Recently at work, I found the need to remove duplicate lines from a file and sort the result. I've must have rewritten this hundreds of times and in a variety of programming languages: java,c#,perl,ruby,vb.
I know that you can do this easily if you have unix shell and the unix tools. Then this can be done with a simplesort dups.txt | uniqHowever, I want to code and my latest fancy is with functional programming language. So my latest iteration of the code is done in Haskell. Haskell took me a while to grok. It really warped my way of thinking about how to program. Reminds me of the first time that I had to develop proofs in math in high school. I'm slowly getting the hang of programming simple stuffs in Haskell.
Code written in Haskell
import List main = readFile "dups.txt" >>= (\fileContents -> putStr (unlines (sort (nub (lines fileContents)))))lines
- breaks the file content into lines
- nub
- removes the duplicate
- unlines
- combines the lines into one giant string
Here's how I would have implemented it in other languages:
Code written in Perl
open(FIN,"< dups.txt");
@lines=<FIN>;
close(FIN);
chomp (@lines);
my %uniques;
foreach $line (@lines)
{
$uniques{$line}++;
}
foreach $key (sort keys %uniques) {
print $key,"\n";
}
Code written in Ruby
File.open("dups.txt") { |file|
lines = file.readlines
lines.uniq!
lines.sort.each { |line|
puts line
}
}
Code written in F#
Okay, for self enlightment, I tried to implement this in F#,which is mostly OCaml with interop to the .Net Framework. Maybe it's me but OCaml's mixed imperative and functional style confuses me or maybe I just don't have a really good grasp of OCaml syntax. In any case, it took me a while to figure out how to do this in OCaml.
#light
open System.IO;;
let main() =
let lines = File.ReadAllLines("dups.txt")

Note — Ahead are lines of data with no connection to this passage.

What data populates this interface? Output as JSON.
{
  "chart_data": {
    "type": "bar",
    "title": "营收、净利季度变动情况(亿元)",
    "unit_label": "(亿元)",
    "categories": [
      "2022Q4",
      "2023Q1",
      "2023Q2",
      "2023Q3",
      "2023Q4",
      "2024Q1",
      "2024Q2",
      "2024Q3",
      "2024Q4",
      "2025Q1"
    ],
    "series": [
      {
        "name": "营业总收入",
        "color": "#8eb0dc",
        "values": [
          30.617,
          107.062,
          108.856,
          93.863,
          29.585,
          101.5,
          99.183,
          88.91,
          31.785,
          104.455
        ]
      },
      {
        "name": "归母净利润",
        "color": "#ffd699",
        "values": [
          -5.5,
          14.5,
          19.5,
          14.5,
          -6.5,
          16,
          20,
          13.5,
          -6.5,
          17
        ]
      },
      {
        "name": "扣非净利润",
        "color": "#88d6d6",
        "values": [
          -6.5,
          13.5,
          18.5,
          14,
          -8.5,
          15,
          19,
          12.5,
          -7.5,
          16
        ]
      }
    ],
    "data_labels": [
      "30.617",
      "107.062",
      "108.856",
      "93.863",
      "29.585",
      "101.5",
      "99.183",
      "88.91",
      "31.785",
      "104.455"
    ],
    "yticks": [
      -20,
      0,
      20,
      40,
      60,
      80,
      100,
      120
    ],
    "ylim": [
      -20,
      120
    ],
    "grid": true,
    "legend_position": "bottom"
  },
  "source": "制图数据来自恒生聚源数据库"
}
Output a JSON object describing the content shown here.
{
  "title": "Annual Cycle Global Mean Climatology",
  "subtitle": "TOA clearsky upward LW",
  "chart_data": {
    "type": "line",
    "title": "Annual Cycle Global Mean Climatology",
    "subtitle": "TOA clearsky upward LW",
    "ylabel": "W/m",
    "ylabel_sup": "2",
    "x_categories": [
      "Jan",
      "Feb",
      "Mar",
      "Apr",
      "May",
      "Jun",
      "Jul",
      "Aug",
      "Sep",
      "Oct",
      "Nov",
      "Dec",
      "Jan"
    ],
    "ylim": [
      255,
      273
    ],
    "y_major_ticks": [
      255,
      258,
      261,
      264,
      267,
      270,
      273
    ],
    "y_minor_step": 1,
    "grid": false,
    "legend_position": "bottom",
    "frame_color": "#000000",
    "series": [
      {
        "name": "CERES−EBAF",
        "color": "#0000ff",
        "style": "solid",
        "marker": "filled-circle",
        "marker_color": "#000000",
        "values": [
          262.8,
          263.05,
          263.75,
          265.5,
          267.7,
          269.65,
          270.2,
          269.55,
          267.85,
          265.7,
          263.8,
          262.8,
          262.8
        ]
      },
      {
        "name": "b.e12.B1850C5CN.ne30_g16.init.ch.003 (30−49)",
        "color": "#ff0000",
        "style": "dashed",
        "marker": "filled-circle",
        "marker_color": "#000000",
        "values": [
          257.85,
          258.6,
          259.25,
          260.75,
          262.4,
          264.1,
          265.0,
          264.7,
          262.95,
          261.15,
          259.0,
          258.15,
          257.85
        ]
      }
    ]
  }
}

let s = List.fold_right Set.add (Array.to_list lines) Set.empty
Set.iter print_endline s
do main()
Modified on 11/23/2007...after working in F# for a while, I can rewrite the above F# code as
#light
open System.IO;;
File.ReadAllLines("dups.txt")
|> Set.of_array
|> Set.iter print_endline
As a developer, I love the code density of Haskell. It's also readable so you are not sacrificing code readability for code density.